O mundo é como um cinema que passa bem devagarinho: sempre sobra mundo pra conhecer.
Só é ruim porque não há como saber exatamente que papel a gente fez no filme.

***

Assimilou bem demais a boa educação que lhe deram. Agora é uma leoa que não consegue sair da jaula. Nem com a porta aberta.

***

Aos cinco achava o pai um herói, aos dez um grande homem; aos quinze um coroa boa-praça, aos vinte um reaça. Aos trinta entendeu melhor e dez anos mais tarde virou o melhor amigo.
Dias depois que o velho morreu, levou um bruto susto ao ver o rosto dele quando se olhou no espelho da sala.

***

Tinha bebido tanto que não soube explicar como acordou em cima do ombro do Cristo Redentor de pareô e colar de havaiana, mas lembrava perfeitamente o nome do dragão que o transportou.

***

Deixou a água no fogo e foi ler. Da casa só restou um pedaço de janela.

***

Sonâmbulo, saiu voando do vigésimo andar. Ainda bem que nem acordou antes de chegar ao chão.
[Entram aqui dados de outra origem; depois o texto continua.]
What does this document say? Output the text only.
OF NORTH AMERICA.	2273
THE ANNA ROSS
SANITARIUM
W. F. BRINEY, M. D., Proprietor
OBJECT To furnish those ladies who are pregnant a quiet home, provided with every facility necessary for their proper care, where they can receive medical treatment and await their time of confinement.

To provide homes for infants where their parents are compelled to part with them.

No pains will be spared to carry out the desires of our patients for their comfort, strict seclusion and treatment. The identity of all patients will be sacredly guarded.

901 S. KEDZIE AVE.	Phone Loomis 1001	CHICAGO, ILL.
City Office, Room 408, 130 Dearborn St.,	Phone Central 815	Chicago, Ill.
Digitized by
quarta-feira, 3 de setembro de 2008

Voto meditado


Durante algumas semanas deixo de ler jornais e revistas, não vejo mais noticiário de tv nem quero saber das notícias de política e polícia, muito menos das que misturam as duas e que são cada vez mais freqüentes. Estou louca pra ver se isso muda alguma coisa na cabeça. Se mudar pra melhor, repito a dose. Alienação? No, babies. Entrei num período de desintoxicação mental pré-eleitoral.
Uma coisa que me deixa cabreira é a diferença entre o que de fato acontece na vida real e o que chega a nosso conhecimento via mídia. Apoiamos a opinião de um ou outro colunista que admiramos, pelo que sabemos dele e por suas idéias. Até aí, tudo bem. O que estraga é o efeito cumulativo do noticiário e da propaganda em geral: acabamos nos condicionando a pensar pela cabeça dos outros, o que não se recomenda, por melhores que os outros sejam (e quase nunca são assim tão melhores).
Às vezes fico assombrada com a uniformidade de determinados discursos em certos setores da mídia. Vivemos à sombra de um emaranhado de idéias e pontos de vista ditados por interesses que não conhecemos bem e não são nossos. Claro que não dá pra confundir gestos e atitudes impulsivas com opiniões próprias. Mas às vezes é preciso parar e refletir, deixar claro se o que estamos pensando não traz de mistura as opiniões alheias que, de tão repetidas, acabamos adotando como se fossem realmente as nossas. Uma espécie de catarse, um exercício de purificação em busca da serenidade necessária para pensar e agir por conta própria, sem deixar margem a futuros arrependimentos.
Agora, pouco antes das eleições municipais, talvez seja melhor puxar o freio, deixar de engolir sem mastigar o que nos enfiam goela abaixo e pensar ainda mais com a própria cabeça. Ou seja, votar pelo que o candidato tem de positivo, não dito por ele ou pela propaganda, mas do que tivermos conseguido efetivamente apurar sobre ele. Já é tempo de dar governos decentes a nossas cidades.
Falando do Rio em particular, estamos precisando de oxigênio, ar puro na administração, porque na que tivemos até agora predominou o descaso acompanhado de corrupção e muita falsidade. Valha-nos são Sebastião.
Se alguém estiver interessado em refletir sobre o assunto, vou abrir meu voto: dos bons candidatos, quem teria mais chance de vitória sobre Crivella e Paes (argh!!!) seria Jandira. Se Chico (que admiro sinceramente), Molon (idem, mas tá sem cacife) e Gabeira (de início meu candidato predileto) tivessem uma visão mais ampla da situação, acho que abririam mão de suas candidaturas em favor da Feghalli. Mas não tenho nenhuma esperança de que isso aconteça.